Cet attrait pour les côtes naît grâce à la création de dunes capables d’endiguer ces phénomènes d’ensablement. Nicolas-Thomas Brémontier (1738-1809), un ingénieur des Ponts et chaussées, inventera ces palissades en bois, typiques des paysages côtiers. Grâce à un vaste projet d’ensemencement de graines de pins, de genêts et d’ajoncs, les végétaux se développeront, protégés par les palissades.

Palissades utiles à la fixation des dunes, Photo de Erda Estremera sur Unsplash

Elles permettront de fixer durablement les dunes et d’éviter aux villages jusqu’à présent touchés par les sables. Des écosystèmes nouveaux et riches vont apparaître à l’image des forêts maritimes et des dunes grises, celles qui dispose d’un vaste couvert végétal.

Les dunes ont donc des rôles mixtes, capables à la fois de ralentir l’avancée des sables sur les villes et villages, de réduire l’érosion marine des côtes, de servir de zone tampon face au risque de submersion, d’accueillir de la biodiversité et enfin de permettre l’existence de zones d’activités pour les populations locales (tourisme, industrie forestière…).

Entretien et restauration des dunes, comment on fait ?

Les récents événements climatiques extrêmes sur les littoraux ont rappelé l’importance des dunes pour l’adaptation des collectivités face au changement climatique. Une expérience menée sur les plages californiennes, des plages fortement touchées par l’activité touristique, a démontré qu’en seulement 6 ans, même avec un entretien minime, les dunes ont été capable de se reconstruire d’elles-mêmes.

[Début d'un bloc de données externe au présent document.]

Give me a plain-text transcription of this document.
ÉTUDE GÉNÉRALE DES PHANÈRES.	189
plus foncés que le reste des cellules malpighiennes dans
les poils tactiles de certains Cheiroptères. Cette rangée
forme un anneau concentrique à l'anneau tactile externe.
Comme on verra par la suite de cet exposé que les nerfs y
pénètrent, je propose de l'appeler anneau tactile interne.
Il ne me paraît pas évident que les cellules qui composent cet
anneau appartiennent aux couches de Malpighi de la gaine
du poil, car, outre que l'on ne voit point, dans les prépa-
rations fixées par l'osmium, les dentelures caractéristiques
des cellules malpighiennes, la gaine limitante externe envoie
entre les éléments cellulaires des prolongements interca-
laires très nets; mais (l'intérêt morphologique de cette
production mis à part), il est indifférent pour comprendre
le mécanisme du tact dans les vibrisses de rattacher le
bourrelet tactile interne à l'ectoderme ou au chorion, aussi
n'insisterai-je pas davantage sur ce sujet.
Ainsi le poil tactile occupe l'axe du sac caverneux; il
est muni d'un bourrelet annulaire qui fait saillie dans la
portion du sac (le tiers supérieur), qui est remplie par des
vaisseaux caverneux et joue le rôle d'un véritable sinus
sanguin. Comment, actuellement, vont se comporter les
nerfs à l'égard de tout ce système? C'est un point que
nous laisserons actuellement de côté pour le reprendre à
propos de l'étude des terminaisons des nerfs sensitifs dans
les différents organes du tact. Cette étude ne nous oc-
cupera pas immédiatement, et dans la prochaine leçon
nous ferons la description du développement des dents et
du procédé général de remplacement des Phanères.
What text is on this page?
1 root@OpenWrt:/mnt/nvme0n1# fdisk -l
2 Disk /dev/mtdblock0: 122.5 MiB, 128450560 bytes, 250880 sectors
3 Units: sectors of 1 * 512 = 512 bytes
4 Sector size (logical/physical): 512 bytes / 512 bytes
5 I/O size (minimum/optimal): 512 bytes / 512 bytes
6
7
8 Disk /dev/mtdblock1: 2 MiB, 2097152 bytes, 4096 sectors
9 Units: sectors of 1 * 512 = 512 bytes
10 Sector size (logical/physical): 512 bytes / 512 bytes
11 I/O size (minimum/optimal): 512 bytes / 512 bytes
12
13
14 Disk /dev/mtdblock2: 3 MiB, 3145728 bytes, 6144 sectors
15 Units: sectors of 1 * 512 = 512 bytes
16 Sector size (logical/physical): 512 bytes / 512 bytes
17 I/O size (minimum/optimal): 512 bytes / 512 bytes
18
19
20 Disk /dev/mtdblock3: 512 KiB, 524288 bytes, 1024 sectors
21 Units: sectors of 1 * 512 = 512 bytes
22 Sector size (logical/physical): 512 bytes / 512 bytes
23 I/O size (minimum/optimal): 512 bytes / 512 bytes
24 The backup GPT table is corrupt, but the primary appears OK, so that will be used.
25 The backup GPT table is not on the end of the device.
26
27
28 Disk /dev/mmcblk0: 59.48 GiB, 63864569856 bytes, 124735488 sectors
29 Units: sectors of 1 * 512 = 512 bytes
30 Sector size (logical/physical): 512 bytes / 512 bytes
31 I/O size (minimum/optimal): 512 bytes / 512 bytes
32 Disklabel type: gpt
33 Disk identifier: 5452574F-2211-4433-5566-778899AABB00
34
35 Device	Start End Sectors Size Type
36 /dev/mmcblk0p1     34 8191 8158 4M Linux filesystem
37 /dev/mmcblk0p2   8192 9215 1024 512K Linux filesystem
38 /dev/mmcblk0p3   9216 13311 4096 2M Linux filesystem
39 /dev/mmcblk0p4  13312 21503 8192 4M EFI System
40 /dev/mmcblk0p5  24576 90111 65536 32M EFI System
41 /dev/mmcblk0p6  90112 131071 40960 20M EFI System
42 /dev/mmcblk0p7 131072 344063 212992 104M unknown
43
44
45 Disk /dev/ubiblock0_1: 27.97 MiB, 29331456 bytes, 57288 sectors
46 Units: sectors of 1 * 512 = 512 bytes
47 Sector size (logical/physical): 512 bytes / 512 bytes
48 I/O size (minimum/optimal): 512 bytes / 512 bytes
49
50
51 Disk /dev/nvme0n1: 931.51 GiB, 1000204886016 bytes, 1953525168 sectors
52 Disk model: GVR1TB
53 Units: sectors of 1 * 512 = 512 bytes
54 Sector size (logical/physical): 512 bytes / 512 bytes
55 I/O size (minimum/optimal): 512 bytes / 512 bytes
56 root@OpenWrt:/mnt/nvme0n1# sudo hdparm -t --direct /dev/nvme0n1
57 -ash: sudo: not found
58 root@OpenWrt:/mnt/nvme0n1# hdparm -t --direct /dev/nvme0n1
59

L’expérience a permis une accumulation de sable de 1730m3, à titre d’exemple, une piscine olympique de 2 mètres de profondeur fait 2500 m3.

Un volume de sable non négligeable auquel s’ajoute, en plus du retour de la végétation, la réapparition d’invertébrés dans la zones, mais également celle d’oiseaux, notamment une espèce menacée, le pluvier neigeux.

Cette gestion « souple » dans le développement des dunes, qui utilise les processus naturels (vent, dynamique végétale) pour permettre au sable d’être piégé offre des avantages visibles rapidement.

Les brise-vents (ganivelles), les couvertures de branchages, la plantation d’espèces résistantes à l’ensablement, ou le remodelage mécanique sont autant de techniques préconisées pour les territorialités dans le but d’entretenir les zones concernées par l’érosion. En France, près de 1,6 million d’euros sont destinés chaque année aux travaux de reconstitution dunaire.

Mais ces efforts demeureront superflus sans un réel travail de lutte contre l’artificialisation des dunes, et de protection et la sensibilisation des populations à ces écosystèmes fragiles.

Dupouy, E. (2020, mai 6). Les dunes côtières et rivages sableux méditerranéens sont menacés en France. UICN France.

Guide de gestion des dunes et des plages associées. (2019, janvier 23). Office National Des Forêts.

Johnston, K. K., et al. (2023). Using dune restoration on an urban beach as a coastal resilience approach. Frontiers in Marine Science.

La protection des dunes : Une histoire qui a de l’avenir ! (2019, novembre 4). Office National Des Forêts.

MIG Dunes : L’ONF dresse le bilan de l’année 2018. (2019, décembre 31). Office National Des Forêts.

Notre-Dame de la Fin des Terres : La basilique sous le sable de Soulac, (2017), France 3 Nouvelle-Aquitaine (Vidéo).